Eclipse User Storage Service SDK 2.0.0



[This release is a placeholder for a future API-breaking release, should a need arise.]

The USS SDK provides an idiomatic Java API to interface with the Foundation-hosted User Storage Service from an Eclipse workspace. The SDK handles login/authentication, session management and storage/retrieval of data.

The USS SDK was originally created by the Oomph project and released as USS SDK 1.0. The USS SDK was subsequently promoted as a full technology project. Version 2.0 will:

  • remove the deprecated login/password ('session') based authentication mechanism in favour of a new OAuth-based approach supported by the Foundation;
  • offer a failback mechanism for platforms where the SWT Browser cannot be used.

The USS SDK has documentation on the Eclipse Wiki.

Architectural Issues

Some contortions were required to support both the now-deprecated "session"-based authentication and the newer OAuth-based mechanism. The relevant code can be refactored and simplified once the session-based code is removed.

The USS SDK attempts to separate runtime and UI code. But OAuth authorization is a mix and the two cannot be untwined.

Security Issues

Our approach exposes the OAuth Client Secret: To simplify the user experience, the USS SDK uses the Authorization Code grant flow, where the OAuth client (the consumer of the USS SDK) provides a Client ID and Client Secret, rather than the Implicit flow which only requires the Client ID. The Authorization Code flow provides clients with a time-limited access token, a nonce that must be provided on each request, and a refresh token, which allows obtaining new access tokens. Clients using the Implicit flow only receive time-limited authorization tokens and do not receive a refresh token.

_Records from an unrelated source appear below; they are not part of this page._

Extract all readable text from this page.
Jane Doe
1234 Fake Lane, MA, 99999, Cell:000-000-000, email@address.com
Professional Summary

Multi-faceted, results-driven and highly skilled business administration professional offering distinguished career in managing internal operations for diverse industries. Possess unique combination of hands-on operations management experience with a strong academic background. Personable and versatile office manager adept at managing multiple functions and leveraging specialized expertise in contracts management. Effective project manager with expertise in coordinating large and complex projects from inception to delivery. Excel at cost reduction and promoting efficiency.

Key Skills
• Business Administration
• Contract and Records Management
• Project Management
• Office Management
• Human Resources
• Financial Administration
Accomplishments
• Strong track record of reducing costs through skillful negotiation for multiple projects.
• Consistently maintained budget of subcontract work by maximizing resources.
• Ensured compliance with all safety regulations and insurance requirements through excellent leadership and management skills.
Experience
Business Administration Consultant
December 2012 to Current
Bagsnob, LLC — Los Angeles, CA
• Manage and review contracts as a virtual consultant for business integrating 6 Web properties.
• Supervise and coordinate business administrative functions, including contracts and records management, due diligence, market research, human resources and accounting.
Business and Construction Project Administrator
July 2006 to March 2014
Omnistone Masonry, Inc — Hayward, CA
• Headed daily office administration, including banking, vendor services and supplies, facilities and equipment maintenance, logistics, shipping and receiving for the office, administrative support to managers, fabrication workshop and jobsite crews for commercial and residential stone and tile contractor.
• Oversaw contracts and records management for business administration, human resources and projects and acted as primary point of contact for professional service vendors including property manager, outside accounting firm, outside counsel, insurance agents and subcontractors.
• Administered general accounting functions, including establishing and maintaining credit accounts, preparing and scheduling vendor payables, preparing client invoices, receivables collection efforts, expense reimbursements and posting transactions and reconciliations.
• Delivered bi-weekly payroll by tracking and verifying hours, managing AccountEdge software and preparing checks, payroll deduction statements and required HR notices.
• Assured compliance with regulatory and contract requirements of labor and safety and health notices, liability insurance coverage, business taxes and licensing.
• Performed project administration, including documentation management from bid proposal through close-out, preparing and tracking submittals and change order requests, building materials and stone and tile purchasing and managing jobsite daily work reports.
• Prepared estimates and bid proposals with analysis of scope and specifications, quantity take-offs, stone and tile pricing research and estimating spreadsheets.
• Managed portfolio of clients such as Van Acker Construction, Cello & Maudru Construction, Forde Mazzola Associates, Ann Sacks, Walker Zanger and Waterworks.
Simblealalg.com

The Authorization code flow is normally intended for server-style applications where the Client Secret can be kept secret. Eclipse plugins are more akin to mobile apps, as their compiled bytecodes are open to introspection to a determined attacker. But ultimately the implicit flow results in a poorer user experience as the user must periodically re-affirm their authorization requests for the plugin to obtain a new access token (typically access tokens expire after an hour). For a mobile app, which is used periodically, but most Eclipse plugins will be long-lived.

As the USS is not suited to store private or confidential information, and user data is intended to be shared, the need for confidential client secrets is moot. And thanks to a contribution from Eike Stepper, and further improved by Carsten Reckord, we also provide a means to embed OAuth Client IDs and Secrets in a lightly-encrypted manner that can be committed to source repository. It adds a little bit of friction to an attempted crack.

Non-Code Aspects

User documentation, primarily an Eclipse Wiki page, is admittedly sparse. The REST protocol is documented, but has not been published by the Eclipse Foundation.

Conforms To UI/UX Guidelines
Not verified
Usability Details

OAuth authorization requires logging into the Eclipse Foundation web site, and is done through an internal web browser.

End of Life

Session-based authentication is removed. Plug-ins using session-based authentication provider should move to using the new OAuth-based provider.


The USS SDK does not really have a user community. The consuming projects are known to us and provide fixes and feedback on missing features.